PRSD communications coordinator Angela Baron said administration was developing plans for the students which would be available later this week.
“We need to work out strategies and we recognize each child is going to be different. Some have Internet access, some don’t. Some have parents working, some don’t. There are so many variables that have to be considered,” said Baron. “We’re making sure students have the chance to progress and need to make sure all of our kids are supported.”
Clarke noted that teachers will be receiving direction from principals this week about developing plans to allow students to progress while learning from home and asks parents to start thinking about developing a schedule that sets aside time for studies.
“These are unprecedented times and education has never been offered in this way before. There will likely be bumps along the way, but we are committed to ensuring that Prairie Rose students have a successful school year,” he wrote in the letter.
Alberta Education minister Adrianna LaGrange said that while classes have ceased, all other school operations will keep going.
“School authorities are expected to continue their regular day-to-day operations and ensure the safety of our school facilities. We expect maintenance, capital projects, cleaning of facilities, and administrative work to continue,” said LaGrange.
At the same time, she provided words of encouragement for students and parents with regards to final grades and progressing to the next level.
“Now I know that student progression will be on the minds of both parents and students. We expect every student to receive a final mark and that students will progress to the next grade level next year. However, provincial assessments, such as provincial achievement tests will be cancelled as of this time. Diploma exams essential for post-secondary acceptance will continue. We are confident that every student who is eligible to graduate from Grade 12 this year will graduate.”
As PRSD students adjust to learning from home, administration is trying to reduce the uncertainty for their students.

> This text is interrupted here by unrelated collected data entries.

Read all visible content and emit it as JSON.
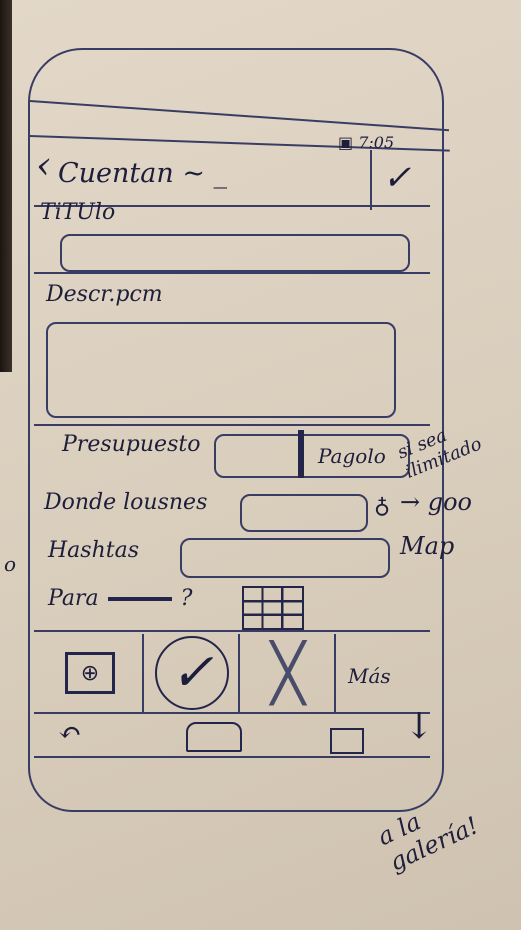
{
  "status_bar": {
    "time": "7:05"
  },
  "header": {
    "back_icon": "chevron-left-icon",
    "title": "Cuentan ~ _",
    "confirm_icon": "check-icon"
  },
  "form": {
    "titulo_label": "TiTUlo",
    "descripcion_label": "Descr.pcm",
    "presupuesto_label": "Presupuesto",
    "presupuesto_toggle": "Pagolo",
    "donde_label": "Donde lousnes",
    "hashtags_label": "Hashtas",
    "para_label": "Para",
    "para_suffix": "?"
  },
  "attachments": {
    "more_label": "Más"
  },
  "annotations": {
    "budget_note": "si sea ilimitado",
    "maps_note": "→ goo Map",
    "gallery_note": "a la galería!",
    "left_edge_note": "o"
  }
}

“We are trying to keep a sense of normalcy. The risk is low and we want to keep it that way. This is new territory for everybody,” said Baron.
Grasslands School Division superintendent Scott Brandt issued a written statement to parents on March 17, advising them of the classroom closures at their schools.
“I am very proud of our teachers and staff as they realize that learning and teaching is going to look different and continue to evolve. They are already discussing creative and innovative ways to end the needs of a range of learners in a variety of settings,” wrote Brandt.
“The province will provide clear guidelines for minimum levels of content, school jurisdiction will navigate “how” we engage students in the learning. At this time, we do know that we will be delivering content in multiple formats (ex. paper copies, electronic, etc.) for students who have different learning preferences or access to technology.”
More specific details will be provided over the next few days.